Determine the value of 'a' that makes the function continuous:
$f(x)=\left\{\begin{array}{l}a x^{2}-3, x< 3 \\ a x+9, x \geq 3\end{array}\right.$
Answer
Final Answer: The value of 'a' that makes the function continuous is \(\boxed{2}\).
Step 1 :We are given a piecewise function $f(x)=\left\{\begin{array}{l}a x^{2}-3, x<3 \ a x+9, x \geq 3\end{array}\right.$ and we need to find the value of 'a' that makes the function continuous.
Step 2 :For a function to be continuous at a point, the limit of the function as x approaches that point from the left (negative side) must be equal to the limit of the function as x approaches that point from the right (positive side).

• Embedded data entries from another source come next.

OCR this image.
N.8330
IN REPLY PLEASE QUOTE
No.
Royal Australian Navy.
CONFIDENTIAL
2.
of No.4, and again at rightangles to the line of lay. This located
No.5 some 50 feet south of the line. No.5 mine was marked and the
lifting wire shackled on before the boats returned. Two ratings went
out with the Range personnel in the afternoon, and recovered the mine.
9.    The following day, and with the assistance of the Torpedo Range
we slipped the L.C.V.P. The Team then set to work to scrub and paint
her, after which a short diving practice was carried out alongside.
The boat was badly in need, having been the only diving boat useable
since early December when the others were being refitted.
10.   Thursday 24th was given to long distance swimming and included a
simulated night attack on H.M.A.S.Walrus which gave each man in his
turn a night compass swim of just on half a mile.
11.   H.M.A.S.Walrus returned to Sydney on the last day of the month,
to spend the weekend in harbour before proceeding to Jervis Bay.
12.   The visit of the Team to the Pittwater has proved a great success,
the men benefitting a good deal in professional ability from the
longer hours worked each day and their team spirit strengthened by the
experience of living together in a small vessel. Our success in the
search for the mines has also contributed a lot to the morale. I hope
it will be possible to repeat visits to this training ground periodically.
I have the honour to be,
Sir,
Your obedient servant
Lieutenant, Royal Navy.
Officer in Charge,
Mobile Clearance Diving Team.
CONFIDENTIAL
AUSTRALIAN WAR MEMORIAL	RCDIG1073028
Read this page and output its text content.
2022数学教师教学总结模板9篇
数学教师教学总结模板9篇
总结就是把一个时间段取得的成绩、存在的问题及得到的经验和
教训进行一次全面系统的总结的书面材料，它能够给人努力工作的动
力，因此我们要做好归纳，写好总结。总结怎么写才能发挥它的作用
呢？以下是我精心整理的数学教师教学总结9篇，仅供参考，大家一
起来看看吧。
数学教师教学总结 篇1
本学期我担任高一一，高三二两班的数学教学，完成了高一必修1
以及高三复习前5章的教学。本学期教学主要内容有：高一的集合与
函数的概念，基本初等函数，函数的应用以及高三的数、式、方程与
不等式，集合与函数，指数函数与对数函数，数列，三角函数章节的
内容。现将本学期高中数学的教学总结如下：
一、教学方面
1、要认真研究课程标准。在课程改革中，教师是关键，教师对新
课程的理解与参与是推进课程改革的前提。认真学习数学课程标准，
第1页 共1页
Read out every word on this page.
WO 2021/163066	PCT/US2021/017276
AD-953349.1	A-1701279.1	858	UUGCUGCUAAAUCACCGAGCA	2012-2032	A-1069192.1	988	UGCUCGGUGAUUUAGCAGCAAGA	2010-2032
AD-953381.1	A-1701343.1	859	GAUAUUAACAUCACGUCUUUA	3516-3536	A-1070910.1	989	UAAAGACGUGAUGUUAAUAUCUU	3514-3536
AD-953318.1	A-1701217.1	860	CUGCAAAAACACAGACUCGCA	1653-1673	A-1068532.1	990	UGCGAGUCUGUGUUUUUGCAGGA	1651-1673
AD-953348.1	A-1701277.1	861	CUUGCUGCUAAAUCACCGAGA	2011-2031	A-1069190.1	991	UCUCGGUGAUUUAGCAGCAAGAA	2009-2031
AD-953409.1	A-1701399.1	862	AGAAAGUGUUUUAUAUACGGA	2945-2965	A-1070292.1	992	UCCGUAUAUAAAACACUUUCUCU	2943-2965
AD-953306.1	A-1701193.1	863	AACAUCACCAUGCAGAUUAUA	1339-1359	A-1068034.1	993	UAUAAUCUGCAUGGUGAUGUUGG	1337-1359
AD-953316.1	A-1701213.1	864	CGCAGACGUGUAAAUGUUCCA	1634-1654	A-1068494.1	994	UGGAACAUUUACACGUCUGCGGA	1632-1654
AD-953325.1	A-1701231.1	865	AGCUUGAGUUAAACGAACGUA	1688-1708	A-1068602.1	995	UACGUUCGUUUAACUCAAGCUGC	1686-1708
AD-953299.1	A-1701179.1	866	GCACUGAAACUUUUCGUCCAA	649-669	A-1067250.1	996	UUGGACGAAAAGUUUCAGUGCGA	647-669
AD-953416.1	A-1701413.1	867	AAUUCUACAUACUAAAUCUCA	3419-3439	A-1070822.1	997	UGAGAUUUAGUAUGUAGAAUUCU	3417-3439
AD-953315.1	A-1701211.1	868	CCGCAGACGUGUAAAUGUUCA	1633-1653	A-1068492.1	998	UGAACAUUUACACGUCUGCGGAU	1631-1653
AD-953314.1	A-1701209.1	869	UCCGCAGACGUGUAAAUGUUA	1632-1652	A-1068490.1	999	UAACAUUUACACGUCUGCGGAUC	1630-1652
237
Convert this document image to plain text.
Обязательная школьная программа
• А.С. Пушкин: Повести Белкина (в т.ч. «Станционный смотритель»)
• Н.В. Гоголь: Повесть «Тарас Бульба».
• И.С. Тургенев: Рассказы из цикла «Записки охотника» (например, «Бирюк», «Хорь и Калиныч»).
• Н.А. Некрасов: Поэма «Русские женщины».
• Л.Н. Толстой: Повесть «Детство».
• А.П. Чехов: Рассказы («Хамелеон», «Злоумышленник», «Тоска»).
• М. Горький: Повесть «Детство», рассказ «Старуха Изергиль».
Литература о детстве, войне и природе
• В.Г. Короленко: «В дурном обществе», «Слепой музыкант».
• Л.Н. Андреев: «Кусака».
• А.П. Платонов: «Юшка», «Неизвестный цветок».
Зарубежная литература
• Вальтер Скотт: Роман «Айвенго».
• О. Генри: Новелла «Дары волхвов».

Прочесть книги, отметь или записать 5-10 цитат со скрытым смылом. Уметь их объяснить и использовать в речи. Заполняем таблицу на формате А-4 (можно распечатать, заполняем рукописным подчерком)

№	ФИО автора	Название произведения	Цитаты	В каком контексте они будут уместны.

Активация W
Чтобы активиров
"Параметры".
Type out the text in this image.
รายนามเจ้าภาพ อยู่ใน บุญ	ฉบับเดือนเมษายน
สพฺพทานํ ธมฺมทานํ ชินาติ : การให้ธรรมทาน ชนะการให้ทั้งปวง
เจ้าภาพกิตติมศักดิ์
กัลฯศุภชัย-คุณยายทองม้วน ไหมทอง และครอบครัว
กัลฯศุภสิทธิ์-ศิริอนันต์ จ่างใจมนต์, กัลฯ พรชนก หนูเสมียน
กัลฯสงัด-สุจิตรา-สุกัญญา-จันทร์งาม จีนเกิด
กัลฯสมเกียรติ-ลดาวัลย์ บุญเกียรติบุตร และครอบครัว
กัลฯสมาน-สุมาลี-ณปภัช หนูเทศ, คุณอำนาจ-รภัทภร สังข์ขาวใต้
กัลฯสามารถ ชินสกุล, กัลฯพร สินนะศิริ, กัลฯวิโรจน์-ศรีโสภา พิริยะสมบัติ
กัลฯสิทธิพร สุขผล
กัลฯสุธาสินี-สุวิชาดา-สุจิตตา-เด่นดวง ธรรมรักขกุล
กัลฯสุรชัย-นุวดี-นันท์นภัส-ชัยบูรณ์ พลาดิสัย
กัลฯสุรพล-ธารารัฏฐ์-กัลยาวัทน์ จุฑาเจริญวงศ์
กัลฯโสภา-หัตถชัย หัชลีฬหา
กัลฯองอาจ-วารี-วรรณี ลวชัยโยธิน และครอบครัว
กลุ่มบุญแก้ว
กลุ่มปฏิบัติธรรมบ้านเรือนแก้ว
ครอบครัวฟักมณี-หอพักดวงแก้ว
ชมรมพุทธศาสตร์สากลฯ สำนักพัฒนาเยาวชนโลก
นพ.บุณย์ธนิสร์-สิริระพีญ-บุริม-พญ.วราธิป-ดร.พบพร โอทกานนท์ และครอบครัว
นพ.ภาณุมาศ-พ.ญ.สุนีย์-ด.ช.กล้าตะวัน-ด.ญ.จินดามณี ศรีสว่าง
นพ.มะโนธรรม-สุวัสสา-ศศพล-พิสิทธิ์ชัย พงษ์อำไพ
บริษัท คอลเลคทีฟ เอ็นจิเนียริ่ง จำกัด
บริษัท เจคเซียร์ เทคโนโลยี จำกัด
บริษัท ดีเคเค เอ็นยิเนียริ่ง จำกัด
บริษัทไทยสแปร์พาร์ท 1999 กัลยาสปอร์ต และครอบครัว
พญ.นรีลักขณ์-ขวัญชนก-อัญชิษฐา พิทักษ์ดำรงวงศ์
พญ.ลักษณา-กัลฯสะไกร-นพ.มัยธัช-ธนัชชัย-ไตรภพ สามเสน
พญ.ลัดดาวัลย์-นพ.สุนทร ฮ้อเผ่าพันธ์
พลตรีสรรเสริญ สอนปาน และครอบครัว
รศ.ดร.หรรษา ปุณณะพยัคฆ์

Step 3 :In this case, we need to find the value of 'a' that makes the function continuous at x=3. This means we need to set the two parts of the function equal to each other at x=3 and solve for 'a'.
Step 4 :Setting the two parts of the function equal to each other at x=3 gives us the equation \(9a - 3 = 3a + 9\).
Step 5 :Solving this equation gives us the value of 'a' as 2.
Step 6 :Final Answer: The value of 'a' that makes the function continuous is \(\boxed{2}\).